While the club itself may be private, its 27-hole golf course, opulent clubhouse and other facilities sit on public land, owned by the city of San Diego. The club and the original developer of the property have leased about 400 acres of land in one of San Diego County's most exclusive and pricey ZIP codes since 1983, a 61-year agreement that runs through 2044.
On Jan. 1, 2010, for the first time since the lease began, the club is scheduled to begin paying rent.
Over the years, critics of the lease have called it a "sweetheart deal," since under its terms, the club was required to pay only $3,000 in rent for the first 25 years of its tenancy. Adding insult to injury, say those critics, is the club's refusal to pay $169,000 — unrelated to the rent payments starting next year — that city officials claim is owed under a provision of the lease tied to club membership sales.
Earlier this month, the San Diego City Council voted to cut $179 million from its budget over the next 18 months, including the city's $369,000 share of the operating budget for the San Dieguito River Park, a 55-mile-long open space corridor — with public trails and recreation areas — that runs from Julian to Del Mar.
Members of the public and elected officials such as 1st District Councilwoman Sherri Lightner have asked whether lease payments from the country club can be used to make up some or all of the funding cuts to the river park, since the country club sits in the San Dieguito River Valley.
"We just see the connection. The country club sits there without paying anything and the river park ... is losing the city's contribution," said Ann Gardner, vice president of the Friends of the San Dieguito River Valley, an environmental advocacy group.
In April, the Friends group wrote to San Diego Mayor Jerry Sanders, urging him to refer the disputed lease payment to the city's delinquent bill collection unit, or consider terminating the club's lease. But Gardner said Sanders never replied, and her group is frustrated by the city's apparent lack of action in collecting the debt.
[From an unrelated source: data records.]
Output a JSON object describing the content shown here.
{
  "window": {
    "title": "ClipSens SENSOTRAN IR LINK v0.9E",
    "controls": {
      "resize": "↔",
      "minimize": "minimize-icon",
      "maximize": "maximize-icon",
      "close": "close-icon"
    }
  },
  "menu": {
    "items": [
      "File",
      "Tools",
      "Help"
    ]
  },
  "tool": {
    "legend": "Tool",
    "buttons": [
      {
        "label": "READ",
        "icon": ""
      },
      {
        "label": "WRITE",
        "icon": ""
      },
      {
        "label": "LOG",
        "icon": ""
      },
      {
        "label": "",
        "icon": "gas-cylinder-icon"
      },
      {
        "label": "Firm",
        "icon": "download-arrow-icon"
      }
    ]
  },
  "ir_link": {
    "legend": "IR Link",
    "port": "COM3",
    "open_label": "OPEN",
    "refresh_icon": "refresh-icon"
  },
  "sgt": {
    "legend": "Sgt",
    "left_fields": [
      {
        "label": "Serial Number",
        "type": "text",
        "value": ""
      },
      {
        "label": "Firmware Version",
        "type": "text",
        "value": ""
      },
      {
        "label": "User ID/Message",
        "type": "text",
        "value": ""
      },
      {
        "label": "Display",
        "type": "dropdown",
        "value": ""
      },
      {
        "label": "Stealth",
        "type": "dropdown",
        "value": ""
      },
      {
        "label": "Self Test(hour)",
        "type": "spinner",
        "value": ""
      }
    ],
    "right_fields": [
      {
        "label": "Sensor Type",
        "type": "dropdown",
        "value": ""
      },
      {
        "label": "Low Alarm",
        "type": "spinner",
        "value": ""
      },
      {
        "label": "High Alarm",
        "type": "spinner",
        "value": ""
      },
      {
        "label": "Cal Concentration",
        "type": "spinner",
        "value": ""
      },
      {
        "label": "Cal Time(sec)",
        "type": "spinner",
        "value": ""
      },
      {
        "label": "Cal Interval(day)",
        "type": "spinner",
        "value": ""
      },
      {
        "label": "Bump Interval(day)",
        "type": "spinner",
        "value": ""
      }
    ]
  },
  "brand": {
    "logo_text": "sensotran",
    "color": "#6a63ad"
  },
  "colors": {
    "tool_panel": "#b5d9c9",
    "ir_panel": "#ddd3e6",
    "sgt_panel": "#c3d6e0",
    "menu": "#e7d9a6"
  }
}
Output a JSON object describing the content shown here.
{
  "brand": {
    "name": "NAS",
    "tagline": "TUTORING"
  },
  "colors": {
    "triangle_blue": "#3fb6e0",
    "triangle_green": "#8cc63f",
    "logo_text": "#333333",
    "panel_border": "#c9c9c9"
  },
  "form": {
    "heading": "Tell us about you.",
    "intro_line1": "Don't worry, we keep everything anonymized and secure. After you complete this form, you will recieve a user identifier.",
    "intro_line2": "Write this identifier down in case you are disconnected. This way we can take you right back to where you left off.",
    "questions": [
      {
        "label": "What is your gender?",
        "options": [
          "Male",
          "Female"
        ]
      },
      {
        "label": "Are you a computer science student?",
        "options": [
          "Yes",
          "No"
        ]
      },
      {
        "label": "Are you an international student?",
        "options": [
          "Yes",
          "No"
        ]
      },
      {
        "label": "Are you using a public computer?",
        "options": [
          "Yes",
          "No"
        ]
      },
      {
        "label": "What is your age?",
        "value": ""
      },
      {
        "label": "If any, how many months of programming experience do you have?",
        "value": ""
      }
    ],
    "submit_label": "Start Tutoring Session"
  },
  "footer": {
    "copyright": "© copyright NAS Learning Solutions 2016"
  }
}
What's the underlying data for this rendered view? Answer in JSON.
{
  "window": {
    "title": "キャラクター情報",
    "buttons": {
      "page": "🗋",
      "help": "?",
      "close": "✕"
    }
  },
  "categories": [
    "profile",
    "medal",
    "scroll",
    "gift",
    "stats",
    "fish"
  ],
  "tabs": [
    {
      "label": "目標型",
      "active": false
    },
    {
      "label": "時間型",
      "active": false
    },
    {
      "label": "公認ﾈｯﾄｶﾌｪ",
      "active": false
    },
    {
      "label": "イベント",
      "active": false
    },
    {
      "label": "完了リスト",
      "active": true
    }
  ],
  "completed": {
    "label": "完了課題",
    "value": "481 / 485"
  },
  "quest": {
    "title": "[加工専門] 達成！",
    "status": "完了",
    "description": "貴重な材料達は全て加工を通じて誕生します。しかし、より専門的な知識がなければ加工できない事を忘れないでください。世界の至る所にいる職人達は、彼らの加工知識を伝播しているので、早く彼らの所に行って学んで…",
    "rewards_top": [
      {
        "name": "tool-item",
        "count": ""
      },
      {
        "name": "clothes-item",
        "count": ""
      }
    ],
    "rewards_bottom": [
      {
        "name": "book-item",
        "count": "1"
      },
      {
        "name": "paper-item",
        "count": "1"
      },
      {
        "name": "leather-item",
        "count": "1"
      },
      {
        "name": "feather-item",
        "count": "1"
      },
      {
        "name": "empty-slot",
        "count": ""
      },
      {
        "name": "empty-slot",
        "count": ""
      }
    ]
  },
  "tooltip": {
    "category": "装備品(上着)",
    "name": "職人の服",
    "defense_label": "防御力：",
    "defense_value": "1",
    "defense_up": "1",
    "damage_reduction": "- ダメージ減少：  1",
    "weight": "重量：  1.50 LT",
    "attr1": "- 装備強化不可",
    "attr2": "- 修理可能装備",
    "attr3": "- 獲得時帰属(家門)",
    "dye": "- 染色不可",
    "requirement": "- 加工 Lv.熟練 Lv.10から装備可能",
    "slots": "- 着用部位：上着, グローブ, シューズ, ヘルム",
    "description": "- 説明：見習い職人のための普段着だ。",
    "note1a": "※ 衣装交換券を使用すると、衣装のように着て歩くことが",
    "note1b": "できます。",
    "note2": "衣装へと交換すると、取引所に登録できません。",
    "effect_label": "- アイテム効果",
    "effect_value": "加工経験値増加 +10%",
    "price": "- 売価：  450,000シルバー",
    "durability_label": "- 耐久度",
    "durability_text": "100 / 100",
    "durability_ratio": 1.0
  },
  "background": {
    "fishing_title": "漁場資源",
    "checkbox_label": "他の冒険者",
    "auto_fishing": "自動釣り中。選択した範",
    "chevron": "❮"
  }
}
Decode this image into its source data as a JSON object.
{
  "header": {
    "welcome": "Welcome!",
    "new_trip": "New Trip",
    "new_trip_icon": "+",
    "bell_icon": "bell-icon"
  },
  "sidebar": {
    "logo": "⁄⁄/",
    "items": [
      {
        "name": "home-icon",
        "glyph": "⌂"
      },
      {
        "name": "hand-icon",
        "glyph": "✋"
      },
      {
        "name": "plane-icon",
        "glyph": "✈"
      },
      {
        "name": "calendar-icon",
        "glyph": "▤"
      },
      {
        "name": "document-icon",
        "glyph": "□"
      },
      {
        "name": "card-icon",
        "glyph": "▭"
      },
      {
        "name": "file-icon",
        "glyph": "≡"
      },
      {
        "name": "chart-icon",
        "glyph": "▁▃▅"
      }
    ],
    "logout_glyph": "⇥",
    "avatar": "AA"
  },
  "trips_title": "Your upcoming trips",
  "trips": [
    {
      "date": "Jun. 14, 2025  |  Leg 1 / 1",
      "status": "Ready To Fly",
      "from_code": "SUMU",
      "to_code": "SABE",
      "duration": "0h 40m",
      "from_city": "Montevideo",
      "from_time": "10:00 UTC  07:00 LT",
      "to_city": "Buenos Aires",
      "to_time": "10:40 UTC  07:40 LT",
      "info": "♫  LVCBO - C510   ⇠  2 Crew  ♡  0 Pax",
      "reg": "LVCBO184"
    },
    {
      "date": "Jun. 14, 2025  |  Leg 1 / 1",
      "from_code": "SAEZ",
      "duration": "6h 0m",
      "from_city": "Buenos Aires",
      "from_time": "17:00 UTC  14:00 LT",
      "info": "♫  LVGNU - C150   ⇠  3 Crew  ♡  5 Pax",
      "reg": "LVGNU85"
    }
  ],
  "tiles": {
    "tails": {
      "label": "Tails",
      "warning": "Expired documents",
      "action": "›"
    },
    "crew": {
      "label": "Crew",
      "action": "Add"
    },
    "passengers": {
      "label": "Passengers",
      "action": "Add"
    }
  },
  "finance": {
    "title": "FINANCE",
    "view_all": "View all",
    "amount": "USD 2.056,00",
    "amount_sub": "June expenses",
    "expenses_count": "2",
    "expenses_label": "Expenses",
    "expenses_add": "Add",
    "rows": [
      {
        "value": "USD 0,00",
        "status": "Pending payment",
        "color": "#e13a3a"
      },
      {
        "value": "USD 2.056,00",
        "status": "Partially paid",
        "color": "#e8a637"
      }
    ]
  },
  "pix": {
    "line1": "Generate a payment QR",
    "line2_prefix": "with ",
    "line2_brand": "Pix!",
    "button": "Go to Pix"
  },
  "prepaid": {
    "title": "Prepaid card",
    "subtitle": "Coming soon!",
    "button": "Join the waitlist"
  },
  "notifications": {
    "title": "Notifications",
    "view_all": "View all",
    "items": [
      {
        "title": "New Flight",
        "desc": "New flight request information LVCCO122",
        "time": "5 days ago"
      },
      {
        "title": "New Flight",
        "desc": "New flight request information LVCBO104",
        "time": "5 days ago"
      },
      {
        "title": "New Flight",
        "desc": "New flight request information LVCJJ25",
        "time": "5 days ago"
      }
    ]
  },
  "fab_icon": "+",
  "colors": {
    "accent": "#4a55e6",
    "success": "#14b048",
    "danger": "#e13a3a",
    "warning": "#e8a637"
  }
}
"I really don't understand it, it's a total mystery to me," said Margaret Schlesinger of the San Diego County League of Women Voters, and the league's representative on the river park's citizens advisory committee. "How they could get a fantastic sweetheart deal to begin with and operate as an exclusive country club for 25 years on public land and not do what they should be doing, which is paying on their lease now? And I don't understand why the city lets them get away with it."
The club and city officials have been at odds for years over the membership provision of the lease, which states that during the first 25 years of the agreement, once the value of memberships sold by the club exceeds $25 million, the club will pay the city 3 percent of subsequent membership sales.